Случай на постоялом дворе. Сергей Дмитриевич Юров
вернул ключ Придорогину и напоил Митрофана малиновым чаем. Затем присел к столу и раскурил свою пенковую трубку.
«Кто предъявит права на бричку? – думал он, посматривая сквозь пелену дыма на игроков. – Начитанный потомок подъячих со своей женушкой? Рыжий с плотно сжатым, как захлопнувшийся капкан, ртом и зелеными глазками-буравчиками?.. Придорогин?.. Братья?.. Добротный экипаж больше подходит первым, он как-то не вяжется с усманским молчуном, купцом и борисоглебцами. Неужели семейная парочка пошла на страшный грех?! Не знаю… Так или иначе, кто-то из сидящих здесь людей, лишив жизни женщину, отхватил у нее топором руку!.. Канцеляристшу исключаем, не верится, чтобы это сделала она. Кто же из этих? Кто?.. Кому вздумалось присвоить подобным зверским способом обручальное кольцо и перстенек с сапфиром?»
– Как там ваш человек, вашбродь? – спросил Захар, громко шмыгнув длинным носом. – Однова и меня скрутила горячка, думал – помру. Квасу ледяного черт дернул хлебнуть после разгрузки товара. Болезнь так скрутила, что чудом выжил. Хотели уж попа звать, соборовать.
– Надеюсь, поправится, всегда был здоровым парнем. Как-то, лет пять тому будет, тоже свалился с горячкой, но скоро поправился.
– Ну да, чего раньше времени скисать-то! Это последнее дело… Вот у меня старший брат, женился, дурень, на сущей вертихвостке, которая ему, сказать по совести, изменять стала едва ли не со свадьбы. Она ему рога наставляет, а у него только вздохи. Сон потерял, исхудал, смотреть противно.

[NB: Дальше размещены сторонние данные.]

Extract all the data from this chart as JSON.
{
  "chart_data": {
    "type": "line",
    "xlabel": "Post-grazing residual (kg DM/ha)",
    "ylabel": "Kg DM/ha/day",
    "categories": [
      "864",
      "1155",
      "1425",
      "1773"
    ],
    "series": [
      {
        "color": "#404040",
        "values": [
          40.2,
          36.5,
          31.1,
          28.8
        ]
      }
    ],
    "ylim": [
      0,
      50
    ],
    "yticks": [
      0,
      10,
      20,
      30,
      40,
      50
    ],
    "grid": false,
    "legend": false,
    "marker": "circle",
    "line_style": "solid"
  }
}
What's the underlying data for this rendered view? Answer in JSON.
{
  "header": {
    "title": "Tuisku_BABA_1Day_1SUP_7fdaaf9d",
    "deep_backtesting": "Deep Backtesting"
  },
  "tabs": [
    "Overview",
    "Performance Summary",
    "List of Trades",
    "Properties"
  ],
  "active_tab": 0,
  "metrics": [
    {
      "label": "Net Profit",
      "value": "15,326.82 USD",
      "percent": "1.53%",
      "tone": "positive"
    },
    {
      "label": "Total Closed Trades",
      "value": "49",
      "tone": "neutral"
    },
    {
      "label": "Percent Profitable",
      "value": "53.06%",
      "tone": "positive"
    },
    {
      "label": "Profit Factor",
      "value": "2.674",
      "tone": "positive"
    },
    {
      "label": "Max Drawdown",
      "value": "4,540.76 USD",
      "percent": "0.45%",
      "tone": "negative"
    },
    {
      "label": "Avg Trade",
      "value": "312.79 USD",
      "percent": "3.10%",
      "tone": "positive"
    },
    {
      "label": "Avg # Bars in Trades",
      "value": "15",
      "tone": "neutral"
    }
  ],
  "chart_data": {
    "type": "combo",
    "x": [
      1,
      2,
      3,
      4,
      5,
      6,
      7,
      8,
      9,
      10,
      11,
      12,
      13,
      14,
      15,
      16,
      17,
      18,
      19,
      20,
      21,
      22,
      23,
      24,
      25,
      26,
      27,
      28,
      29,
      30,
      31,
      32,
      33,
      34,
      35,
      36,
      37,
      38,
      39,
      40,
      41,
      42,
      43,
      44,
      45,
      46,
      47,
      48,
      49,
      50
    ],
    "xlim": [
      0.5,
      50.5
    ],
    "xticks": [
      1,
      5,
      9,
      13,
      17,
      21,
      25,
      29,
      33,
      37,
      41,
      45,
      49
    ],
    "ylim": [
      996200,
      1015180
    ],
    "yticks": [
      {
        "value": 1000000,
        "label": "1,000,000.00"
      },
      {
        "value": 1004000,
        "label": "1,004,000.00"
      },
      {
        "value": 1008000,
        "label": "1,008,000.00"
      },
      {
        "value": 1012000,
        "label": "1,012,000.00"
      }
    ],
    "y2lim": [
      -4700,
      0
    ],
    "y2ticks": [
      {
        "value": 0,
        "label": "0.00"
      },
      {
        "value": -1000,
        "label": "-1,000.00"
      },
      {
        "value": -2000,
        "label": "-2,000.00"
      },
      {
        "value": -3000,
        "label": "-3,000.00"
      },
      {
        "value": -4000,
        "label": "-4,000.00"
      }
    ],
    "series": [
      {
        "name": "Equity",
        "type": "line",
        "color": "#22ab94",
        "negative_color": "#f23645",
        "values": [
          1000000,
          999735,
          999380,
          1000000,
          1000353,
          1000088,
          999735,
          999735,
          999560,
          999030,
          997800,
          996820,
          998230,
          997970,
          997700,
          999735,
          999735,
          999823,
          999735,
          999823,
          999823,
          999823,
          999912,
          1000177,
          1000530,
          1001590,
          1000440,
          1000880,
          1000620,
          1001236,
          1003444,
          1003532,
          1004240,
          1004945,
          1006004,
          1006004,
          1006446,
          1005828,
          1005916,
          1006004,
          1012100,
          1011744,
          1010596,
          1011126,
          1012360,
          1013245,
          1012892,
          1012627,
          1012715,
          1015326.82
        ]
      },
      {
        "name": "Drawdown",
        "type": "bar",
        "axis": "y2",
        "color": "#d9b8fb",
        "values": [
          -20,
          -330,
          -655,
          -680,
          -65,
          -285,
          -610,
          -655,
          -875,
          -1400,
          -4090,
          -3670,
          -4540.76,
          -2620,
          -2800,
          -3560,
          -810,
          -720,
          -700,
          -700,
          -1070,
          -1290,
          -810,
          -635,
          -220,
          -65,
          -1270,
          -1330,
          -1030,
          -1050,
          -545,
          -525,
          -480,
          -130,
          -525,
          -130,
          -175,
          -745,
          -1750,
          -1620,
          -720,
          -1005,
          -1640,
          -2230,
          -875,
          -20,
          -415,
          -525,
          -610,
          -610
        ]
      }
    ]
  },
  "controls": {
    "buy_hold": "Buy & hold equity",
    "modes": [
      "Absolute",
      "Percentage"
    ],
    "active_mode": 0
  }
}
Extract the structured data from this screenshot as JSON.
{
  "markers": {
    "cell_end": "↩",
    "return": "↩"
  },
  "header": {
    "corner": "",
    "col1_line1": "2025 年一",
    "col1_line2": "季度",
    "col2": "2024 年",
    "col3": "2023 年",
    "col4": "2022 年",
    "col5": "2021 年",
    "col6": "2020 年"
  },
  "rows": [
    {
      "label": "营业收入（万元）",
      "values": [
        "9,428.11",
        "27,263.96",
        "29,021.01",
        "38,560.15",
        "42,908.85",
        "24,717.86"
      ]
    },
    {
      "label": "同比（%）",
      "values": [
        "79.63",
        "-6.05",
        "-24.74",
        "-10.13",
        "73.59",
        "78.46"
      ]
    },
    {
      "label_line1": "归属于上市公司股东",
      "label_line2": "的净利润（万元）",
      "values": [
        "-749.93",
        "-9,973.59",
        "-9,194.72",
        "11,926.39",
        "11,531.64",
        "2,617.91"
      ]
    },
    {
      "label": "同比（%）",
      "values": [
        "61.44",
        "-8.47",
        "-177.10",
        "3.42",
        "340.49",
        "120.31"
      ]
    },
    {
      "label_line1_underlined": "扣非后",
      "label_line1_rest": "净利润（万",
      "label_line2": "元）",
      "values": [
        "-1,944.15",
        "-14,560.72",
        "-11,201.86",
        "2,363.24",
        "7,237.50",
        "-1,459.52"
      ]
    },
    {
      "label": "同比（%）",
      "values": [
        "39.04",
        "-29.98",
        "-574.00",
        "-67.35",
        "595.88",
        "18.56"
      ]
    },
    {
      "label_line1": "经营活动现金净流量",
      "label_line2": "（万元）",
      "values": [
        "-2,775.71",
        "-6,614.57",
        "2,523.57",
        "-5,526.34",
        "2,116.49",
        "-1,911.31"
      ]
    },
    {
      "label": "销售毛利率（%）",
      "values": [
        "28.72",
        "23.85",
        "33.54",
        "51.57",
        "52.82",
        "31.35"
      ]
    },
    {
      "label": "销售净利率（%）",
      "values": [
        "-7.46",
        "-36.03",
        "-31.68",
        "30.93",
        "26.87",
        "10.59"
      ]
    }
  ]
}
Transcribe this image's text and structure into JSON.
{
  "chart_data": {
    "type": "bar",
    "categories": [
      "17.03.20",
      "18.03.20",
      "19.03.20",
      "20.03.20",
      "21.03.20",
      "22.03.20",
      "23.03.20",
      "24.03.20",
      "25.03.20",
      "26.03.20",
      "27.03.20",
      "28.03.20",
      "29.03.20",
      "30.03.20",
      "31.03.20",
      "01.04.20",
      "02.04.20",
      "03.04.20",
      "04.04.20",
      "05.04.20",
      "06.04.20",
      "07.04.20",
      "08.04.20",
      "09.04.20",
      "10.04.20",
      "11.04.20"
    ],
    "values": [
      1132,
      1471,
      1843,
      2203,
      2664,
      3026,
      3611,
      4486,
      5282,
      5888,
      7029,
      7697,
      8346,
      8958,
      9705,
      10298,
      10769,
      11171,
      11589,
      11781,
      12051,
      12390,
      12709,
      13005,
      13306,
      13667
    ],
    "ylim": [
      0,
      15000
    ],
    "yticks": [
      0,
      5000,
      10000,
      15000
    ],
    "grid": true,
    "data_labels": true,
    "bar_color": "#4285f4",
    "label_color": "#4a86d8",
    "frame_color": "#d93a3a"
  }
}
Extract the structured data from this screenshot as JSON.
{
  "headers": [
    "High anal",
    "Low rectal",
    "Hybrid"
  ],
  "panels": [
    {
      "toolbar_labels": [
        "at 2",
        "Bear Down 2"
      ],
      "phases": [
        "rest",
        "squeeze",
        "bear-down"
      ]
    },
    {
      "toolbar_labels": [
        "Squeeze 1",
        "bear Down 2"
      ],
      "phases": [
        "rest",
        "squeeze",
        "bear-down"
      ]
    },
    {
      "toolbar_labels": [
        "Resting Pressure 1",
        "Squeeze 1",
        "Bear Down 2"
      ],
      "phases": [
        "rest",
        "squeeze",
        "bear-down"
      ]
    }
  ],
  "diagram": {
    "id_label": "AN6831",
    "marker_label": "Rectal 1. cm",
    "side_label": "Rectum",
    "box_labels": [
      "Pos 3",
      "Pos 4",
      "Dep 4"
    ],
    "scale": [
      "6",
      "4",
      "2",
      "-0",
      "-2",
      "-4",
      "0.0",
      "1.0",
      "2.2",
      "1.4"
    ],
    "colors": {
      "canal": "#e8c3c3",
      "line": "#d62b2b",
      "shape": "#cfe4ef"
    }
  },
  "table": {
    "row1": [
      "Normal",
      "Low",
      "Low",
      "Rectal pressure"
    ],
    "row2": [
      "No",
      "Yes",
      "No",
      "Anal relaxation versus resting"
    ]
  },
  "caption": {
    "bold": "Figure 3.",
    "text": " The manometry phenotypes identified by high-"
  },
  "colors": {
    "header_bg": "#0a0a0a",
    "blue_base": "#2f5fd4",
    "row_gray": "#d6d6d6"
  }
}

Взял бы, да отлупил ее, как положено, ремнем вдоль спины и ниже. Шелковой бы сделалась, забыла бы про свои амуры… Не могу, мычит, оченно люба мне Параська, обидится…
– Хватит, балабол! – перебил купец словоохотливого работника, выпустив клуб дыма изо рта. – Брата приплел, его жизнь, пусть и разбирается… Вашбродь, кучер ваш в бреду что-то про Тамбов бормотал. Вы что ж, прямиком из губернской столицы?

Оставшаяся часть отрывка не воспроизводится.